Come ti fa sentire sapere che dall’altra parte ci sono governi autoritari, troll factories e miliardari dell’alt right? Questo articolo è statooriginariamente pubblicato su Substack il 25 giugno 2024.
La scorsa settimana ho partecipato alla No Hate Speech Week 2024: un evento di tre giorni (alla faccia della settimana breve!) organizzato dal Consiglio d’Europa a Strasburgo con l’obiettivo di fornire ai e alle partecipanti (attivist@, researchers, practitioners e policy makers) uno spazio per lo scambio di pratiche, per la riflessione, per la formazione reciproca.

È stato un bell’evento, con un’agenda fatta di poche plenarie, molti workshop e parecchio spazio per il networking. E che, soprattutto, ha avuto il merito di toccare in modo più esplicito rispetto al passato un tema che mi sta molto a cuore: quello delle forze economiche, politiche, strategiche dietro alla diffusione dei discorsi d’odio.
Se da una parte infatti sofferenza e disagio sociale riguardano una porzione crescente di persone, sarebbe sbagliato credere che usare come capri espiatori i e le migranti, le donne o le persone lgbt+ (i tre principali target dell’odio) sia una “spontanea” risposta di poveri cittadini frustrati e dimenticati dai governi (come la narrazione dei movimenti populisti, principalmente – ma non solo – di destra, vorrebbe farci credere). Al contrario, esiste un enorme movimento di grandi imprenditori privati e di potenze straniere che supporta la creazione, diffusione e proliferazione di messaggi d’odio per un motivo ben preciso: una società più divisa è più debole rispetto alle minacce esterne e più propensa a cedere alle lusinghe di leader autoritari (o autoritarie).
Tutte cose abbastanza note, almeno fra addetti e addette ai lavori: eppure, sentirne parlare alla NHSW per me è stata una boccata d’ossigeno per due motivi.
Il primo è emotivo: per molti, troppi anni la retorica degli attivisti e delle attiviste è stata “tocca a noi”. Da come ce la raccontavamo, sembrava che fossimo a un flag di un post su Facebook o a un meme brillante su Instagram di distanza dal vincere la sfida contro l’odio online, e che in fondo dipendesse tutto da noi, dalla nostra volontà di affondare ancora di più le mani nella merda [scusatemi, ma non c’è termine più preciso] che si trova online o da quella di andare a fare l’ennesimo corso gratuito in una qualche scuola superiore.
E invece no:
c’è un livello di azione politica che viaggia ben al di sopra delle nostre teste e che riguarda il modo in cui sono costruiti e sfruttati gli algoritmi dei social network; il modo in cui sono finanziate e operano le troll factories russe; il modo in cui i big donors della alt-right internazionale influenzano le campagne elettorali di mezzo mondo.
La cosa controintuitiva è che saperlo e parlarne non mi ha demotivato: al contrario, mi ha aiutato a rivedere le mie aspettative e ricalibrare la mia strategia.

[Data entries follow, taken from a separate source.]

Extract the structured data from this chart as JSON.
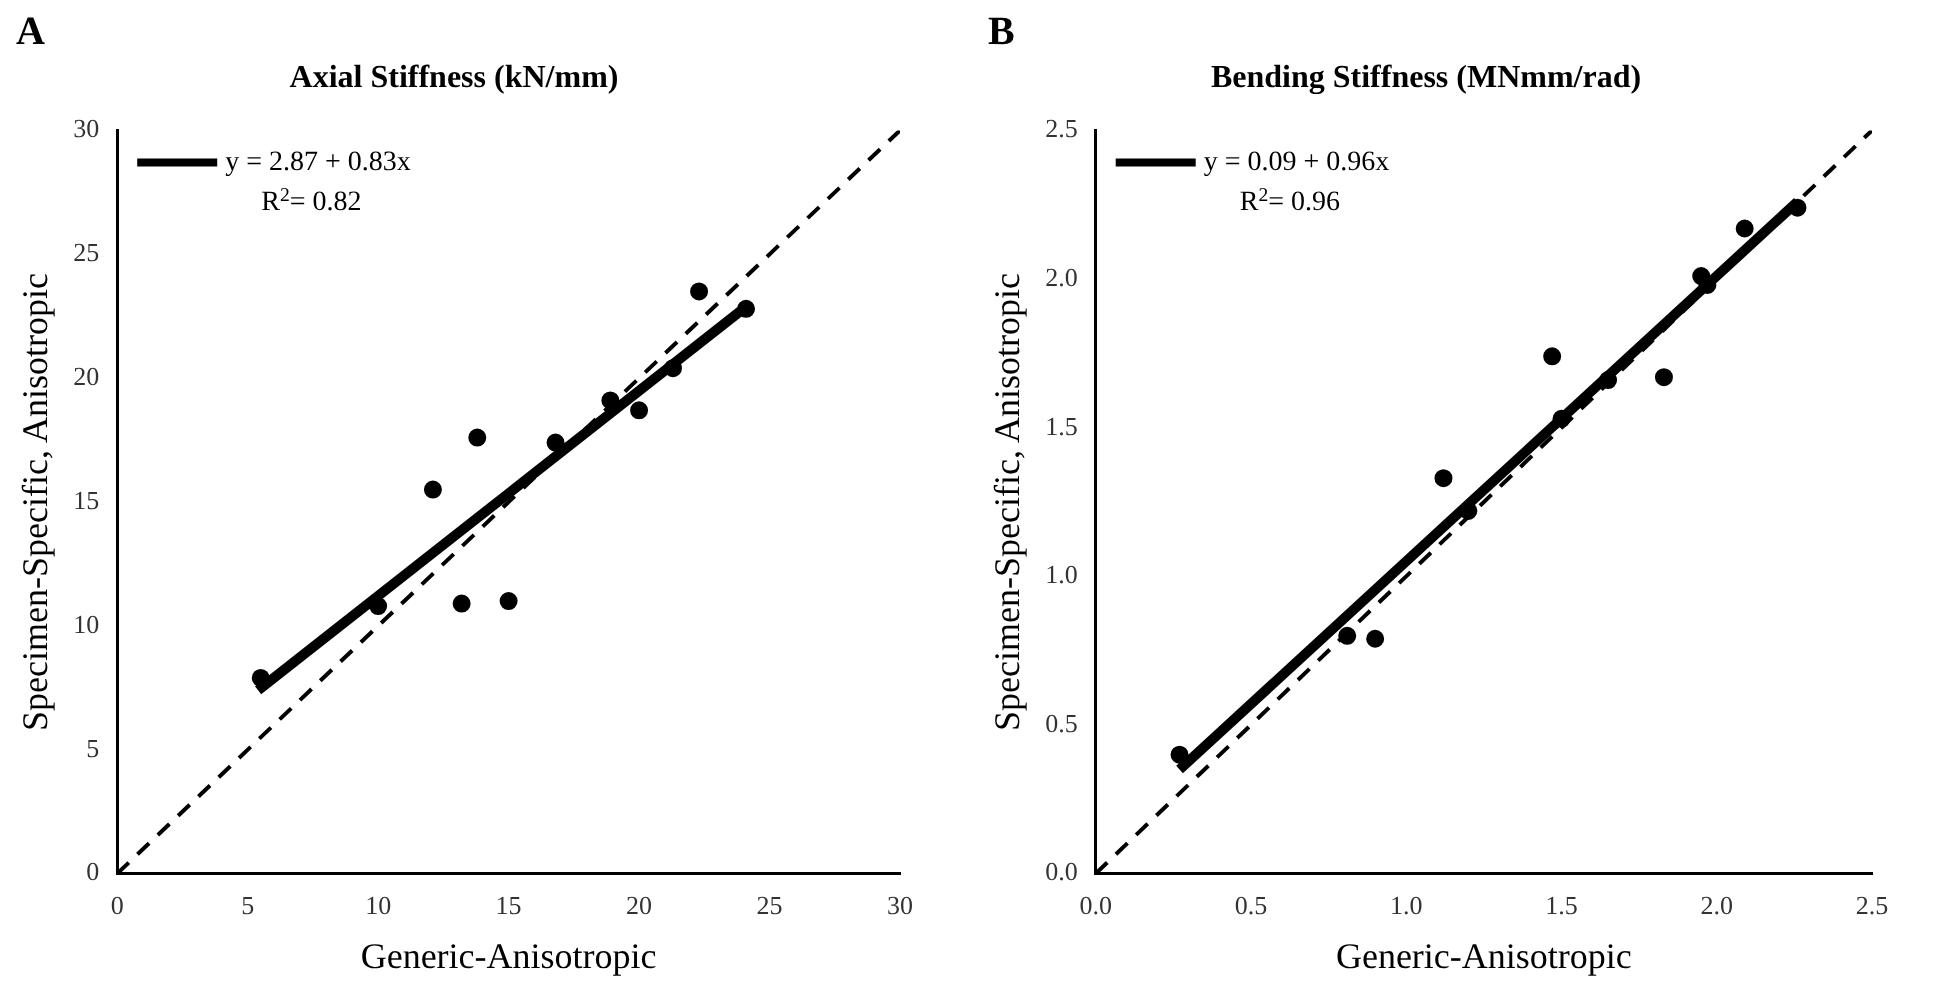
{
  "chart_data": [
    {
      "type": "scatter",
      "title": "Axial Stiffness (kN/mm)",
      "xlabel": "Generic-Anisotropic",
      "ylabel": "Specimen-Specific, Anisotropic",
      "annotations": [
        "A",
        "R$^{2}$= 0.82"
      ],
      "xlim": [
        0,
        30
      ],
      "xticks": [
        0,
        5,
        10,
        15,
        20,
        25,
        30
      ],
      "ylim": [
        0,
        30
      ],
      "yticks": [
        0,
        5,
        10,
        15,
        20,
        25,
        30
      ],
      "legend": "top left",
      "series": [
        {
          "type": "scatter",
          "color": "#000000",
          "marker": "circle",
          "x": [
            5.5,
            10,
            12.1,
            13.2,
            13.8,
            15,
            16.8,
            18.9,
            20,
            21.3,
            22.3,
            24.1
          ],
          "values": [
            7.9,
            10.8,
            15.5,
            10.9,
            17.6,
            11,
            17.4,
            19.1,
            18.7,
            20.4,
            23.5,
            22.8
          ]
        },
        {
          "type": "line",
          "name": "y = 2.87 + 0.83x",
          "color": "#000000",
          "marker": "none",
          "line_style": "solid",
          "x": [
            5.4,
            24
          ],
          "values": [
            7.4,
            22.8
          ]
        },
        {
          "type": "line",
          "color": "#000000",
          "marker": "none",
          "line_style": "dashed",
          "x": [
            0,
            30
          ],
          "values": [
            0,
            30
          ]
        }
      ]
    },
    {
      "type": "scatter",
      "title": "Bending Stiffness (MNmm/rad)",
      "xlabel": "Generic-Anisotropic",
      "ylabel": "Specimen-Specific, Anisotropic",
      "annotations": [
        "B",
        "R$^{2}$= 0.96"
      ],
      "xlim": [
        0,
        2.5
      ],
      "xticks": [
        {
          "value": 0,
          "label": "0.0"
        },
        0.5,
        {
          "value": 1,
          "label": "1.0"
        },
        1.5,
        {
          "value": 2,
          "label": "2.0"
        },
        2.5
      ],
      "ylim": [
        0,
        2.5
      ],
      "yticks": [
        {
          "value": 0,
          "label": "0.0"
        },
        0.5,
        {
          "value": 1,
          "label": "1.0"
        },
        1.5,
        {
          "value": 2,
          "label": "2.0"
        },
        2.5
      ],
      "legend": "top left",
      "series": [
        {
          "type": "scatter",
          "color": "#000000",
          "marker": "circle",
          "x": [
            0.27,
            0.81,
            0.9,
            1.12,
            1.2,
            1.47,
            1.5,
            1.65,
            1.83,
            1.95,
            1.97,
            2.09,
            2.26
          ],
          "values": [
            0.4,
            0.8,
            0.79,
            1.33,
            1.22,
            1.74,
            1.53,
            1.66,
            1.67,
            2.01,
            1.98,
            2.17,
            2.24
          ]
        },
        {
          "type": "line",
          "name": "y = 0.09 + 0.96x",
          "color": "#000000",
          "marker": "none",
          "line_style": "solid",
          "x": [
            0.27,
            2.26
          ],
          "values": [
            0.35,
            2.26
          ]
        },
        {
          "type": "line",
          "color": "#000000",
          "marker": "none",
          "line_style": "dashed",
          "x": [
            0,
            2.5
          ],
          "values": [
            0,
            2.5
          ]
        }
      ]
    }
  ]
}
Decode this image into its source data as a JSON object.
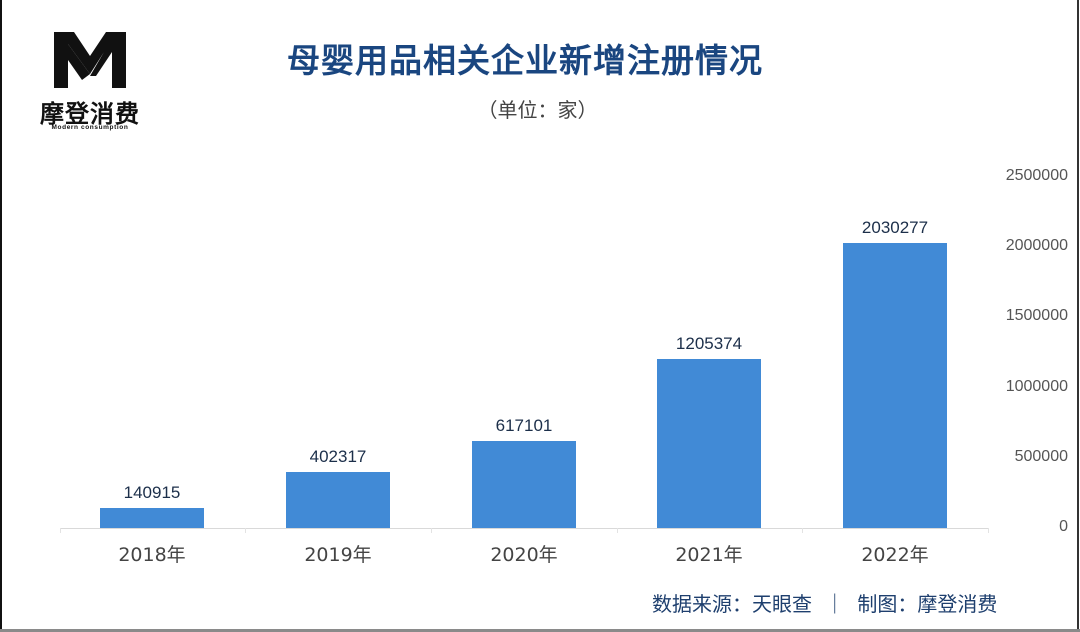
{
  "logo": {
    "mark": "M",
    "name_cn": "摩登消费",
    "name_en": "Modern consumption"
  },
  "header": {
    "title": "母婴用品相关企业新增注册情况",
    "subtitle": "（单位：家）"
  },
  "colors": {
    "bar": "#418ad6",
    "title": "#1a4680",
    "footer": "#1e3f6e"
  },
  "footer": {
    "text": "数据来源：天眼查  ｜  制图：摩登消费"
  },
  "chart_data": {
    "type": "bar",
    "title": "母婴用品相关企业新增注册情况",
    "subtitle": "（单位：家）",
    "xlabel": "",
    "ylabel": "",
    "categories": [
      "2018年",
      "2019年",
      "2020年",
      "2021年",
      "2022年"
    ],
    "values": [
      140915,
      402317,
      617101,
      1205374,
      2030277
    ],
    "value_labels": [
      "140915",
      "402317",
      "617101",
      "1205374",
      "2030277"
    ],
    "ylim": [
      0,
      2500000
    ],
    "yticks": [
      0,
      500000,
      1000000,
      1500000,
      2000000,
      2500000
    ],
    "ytick_labels": [
      "0",
      "500000",
      "1000000",
      "1500000",
      "2000000",
      "2500000"
    ],
    "y_axis_position": "right",
    "grid": false,
    "legend": "none",
    "source": "数据来源：天眼查",
    "credit": "制图：摩登消费"
  }
}
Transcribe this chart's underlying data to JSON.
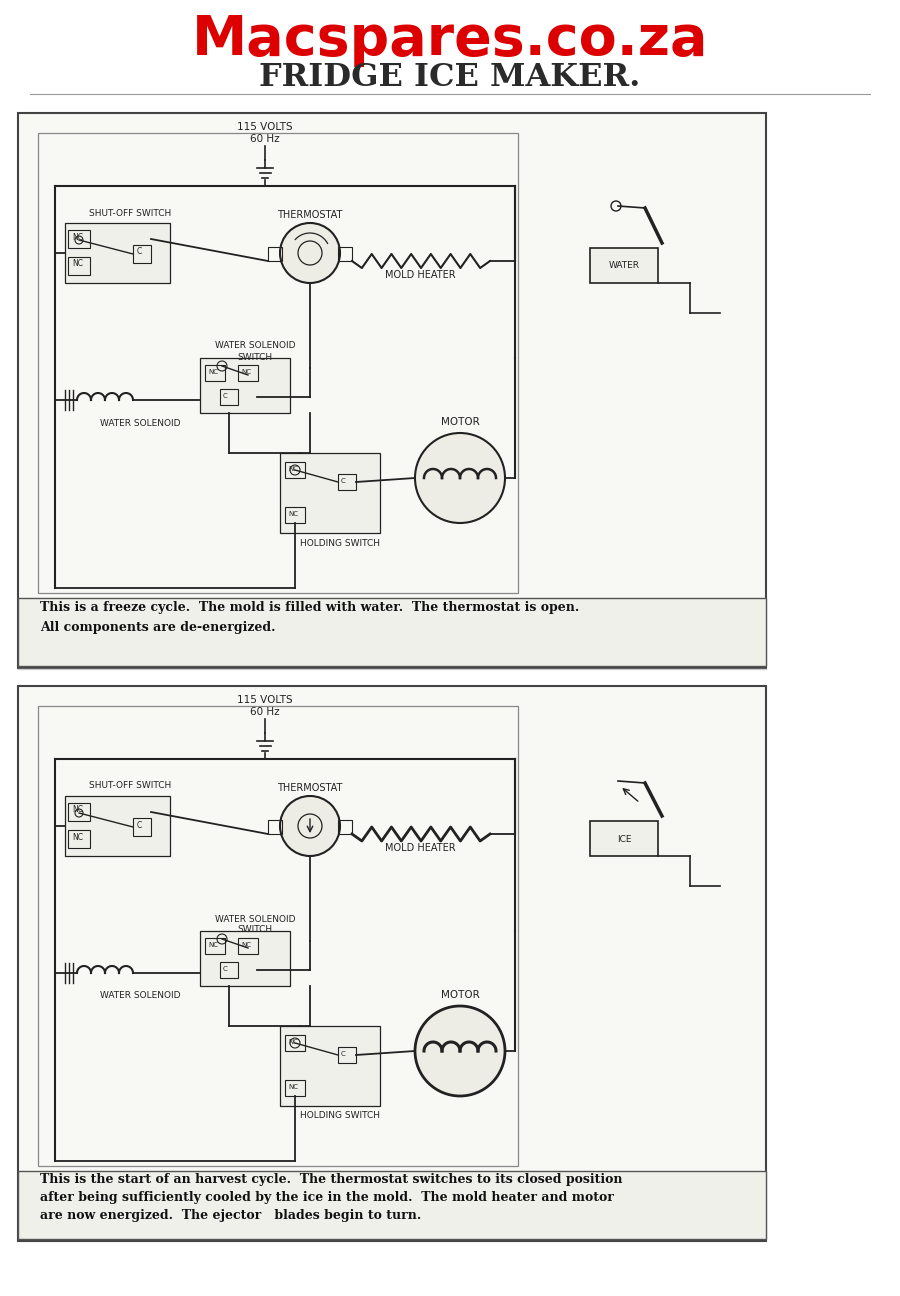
{
  "title1": "Macspares.co.za",
  "title2": "FRIDGE ICE MAKER.",
  "title1_color": "#dd0000",
  "title2_color": "#2a2a2a",
  "bg_color": "#ffffff",
  "diagram_bg": "#f8f8f5",
  "border_color": "#333333",
  "line_color": "#222222",
  "caption1_line1": "This is a freeze cycle.  The mold is filled with water.  The thermostat is open.",
  "caption1_line2": "All components are de-energized.",
  "caption2_line1": "This is the start of an harvest cycle.  The thermostat switches to its closed position",
  "caption2_line2": "after being sufficiently cooled by the ice in the mold.  The mold heater and motor",
  "caption2_line3": "are now energized.  The ejector   blades begin to turn."
}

Mi ha tolto un peso dal cuore riconoscere che non saranno i miei flag a interrompere una catena di odio e disinformazione in cui un governo autoritario ha investito diverse centinaia di milioni di dollari. E, d’altra parte, se non sono solo a rendermi conto della portata della sfida non sono nemmeno impotente.

Nei prossimi anni si giocherà negli Stati e nell’Unione europea una partita istituzionale su cui possiamo influire attraverso azioni di advocacy e lobbysmo, ma anche di informazione e trasparenza su chi opera davvero “dall’altra parte” (avremo tempo di approfondire, ma intanto due soggetti da tenere d’occhio: INACH e WhoDis). Occorrerà lavorare in modo strutturale e mirato e ci saranno sconfitte e momenti di delusione: ma avere una prospettiva di lavoro così concreta mi ha restituito un’energia che mi mancavano da molti anni.
Non male per una settimana di tre giorni.